Agreed. The global ranking methodology is silly. When trying to compare across so many different borders and systems they have so little data/categories available on every university vs within the U.S., the methodology suffers. That’s why when you filter out all the non-US universities in a global ranking the order makes no sense from a U.S. perspective.
University of Wisconsin (the real UW) and others get all of their reputation from their graduate schools. The big public have a different mission when it comes to undergraduate education. You do get spillover from grad that makes them still really good undergraduate schools.
There is nuance here.
Consider math at Michigan and MIT. Michigan has an outstanding math program, and has some of the best math kids in the nation attending.
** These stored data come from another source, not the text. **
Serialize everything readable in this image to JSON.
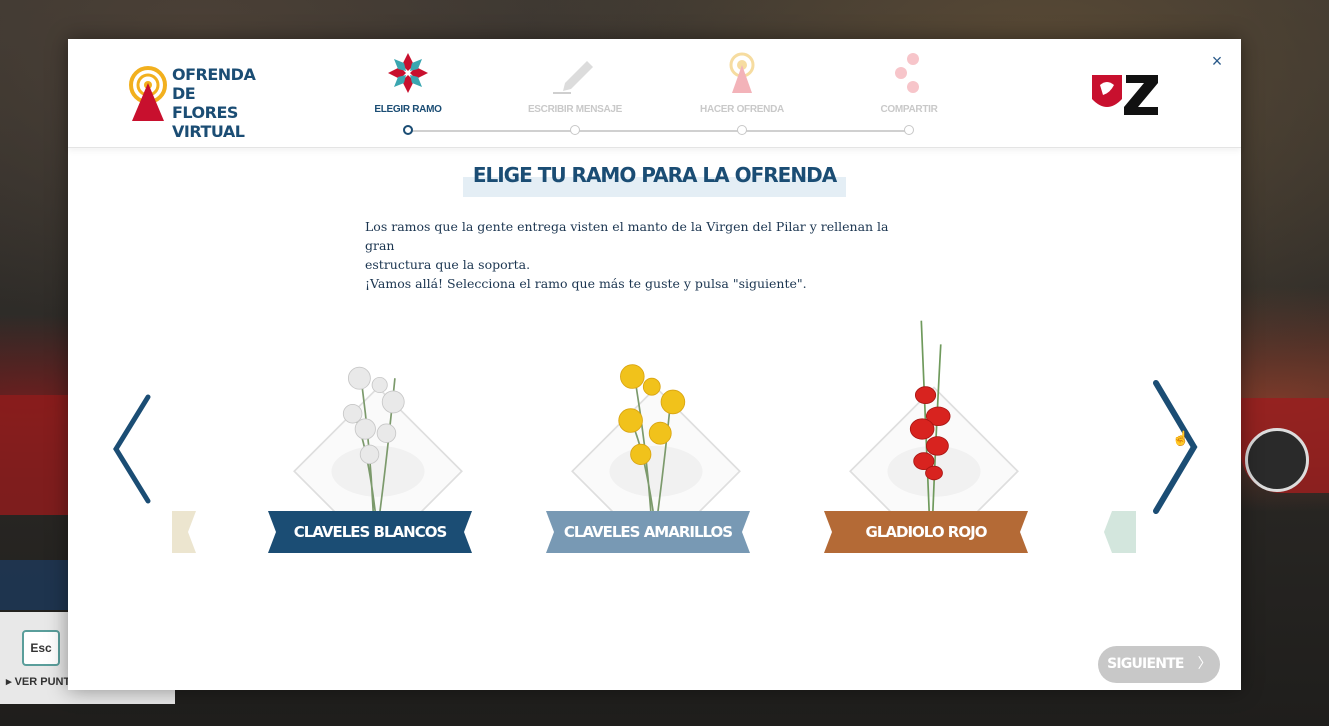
{
  "background": {
    "esc_key": "Esc",
    "esc_hint": "VER PUNTER"
  },
  "header": {
    "logo_text": [
      "OFRENDA",
      "DE FLORES",
      "VIRTUAL"
    ],
    "steps": [
      {
        "label": "ELEGIR RAMO",
        "icon": "flower-icon",
        "state": "active"
      },
      {
        "label": "ESCRIBIR MENSAJE",
        "icon": "pencil-icon",
        "state": "pending"
      },
      {
        "label": "HACER OFRENDA",
        "icon": "virgin-icon",
        "state": "pending"
      },
      {
        "label": "COMPARTIR",
        "icon": "share-icon",
        "state": "pending"
      }
    ],
    "close_label": "×"
  },
  "main": {
    "title": "ELIGE TU RAMO PARA LA OFRENDA",
    "intro_line1": "Los ramos que la gente entrega visten el manto de la Virgen del Pilar y rellenan la gran",
    "intro_line2": "estructura que la soporta.",
    "intro_line3": "¡Vamos allá! Selecciona el ramo que más te guste y pulsa \"siguiente\".",
    "bouquets": [
      {
        "name": "CLAVELES BLANCOS",
        "ribbon_color": "#1b4d74"
      },
      {
        "name": "CLAVELES AMARILLOS",
        "ribbon_color": "#7899b4"
      },
      {
        "name": "GLADIOLO ROJO",
        "ribbon_color": "#b46a36"
      }
    ]
  },
  "footer": {
    "next_label": "SIGUIENTE",
    "next_chevron": "〉"
  },
  "colors": {
    "primary": "#1b4d74",
    "accent_red": "#c8102e",
    "disabled": "#c8c8c8"
  }
}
The same is true of MIT.
The difference is that the very strongest math kids in the nation almost invariably end up at MIT, as well as a decent fraction of the strongest math kids in the world. In other words, a notable fraction of the math kids at MIT are superstars, making the peer group at MIT different from that of Michigan. You can decide if that’s a “significant difference.”
The same logic applies to humanities at say U Florida vs Yale.
No, he took the time to explain what he thought and was right on. I think your analogies between football teams and institutes of higher education are deeply flawed however.
I hope the same but am afraid it is not going to happen for the vast majority of kids that fall into this trap.
Majority seem to be Asian-American. There seems to be a cultural focus on rankings and value. A neighbor graduated from Yale. When he attends admissions events in suburban Dallas, it’s 90% Asian/Indian.
But again, you are assuming there is a significant difference between #1 and #20. I don’t think that is true. Though note that on this site, there are many people who believe there is a huge difference between say #3 and #5 so there is that.
And I think a better reason to discount the various ranking (versus not being consistent from year to year) is they are inherently subjective. Taking the subjective and assigning numerical values to subjectively determined attributes and then subjectively weighting those attributes relative to each other and producing a numbered and ordered list doesn’t change that.
Ivy and other elite schools aren’t a huge focus in DFW outside of certain small circles. I like it that way.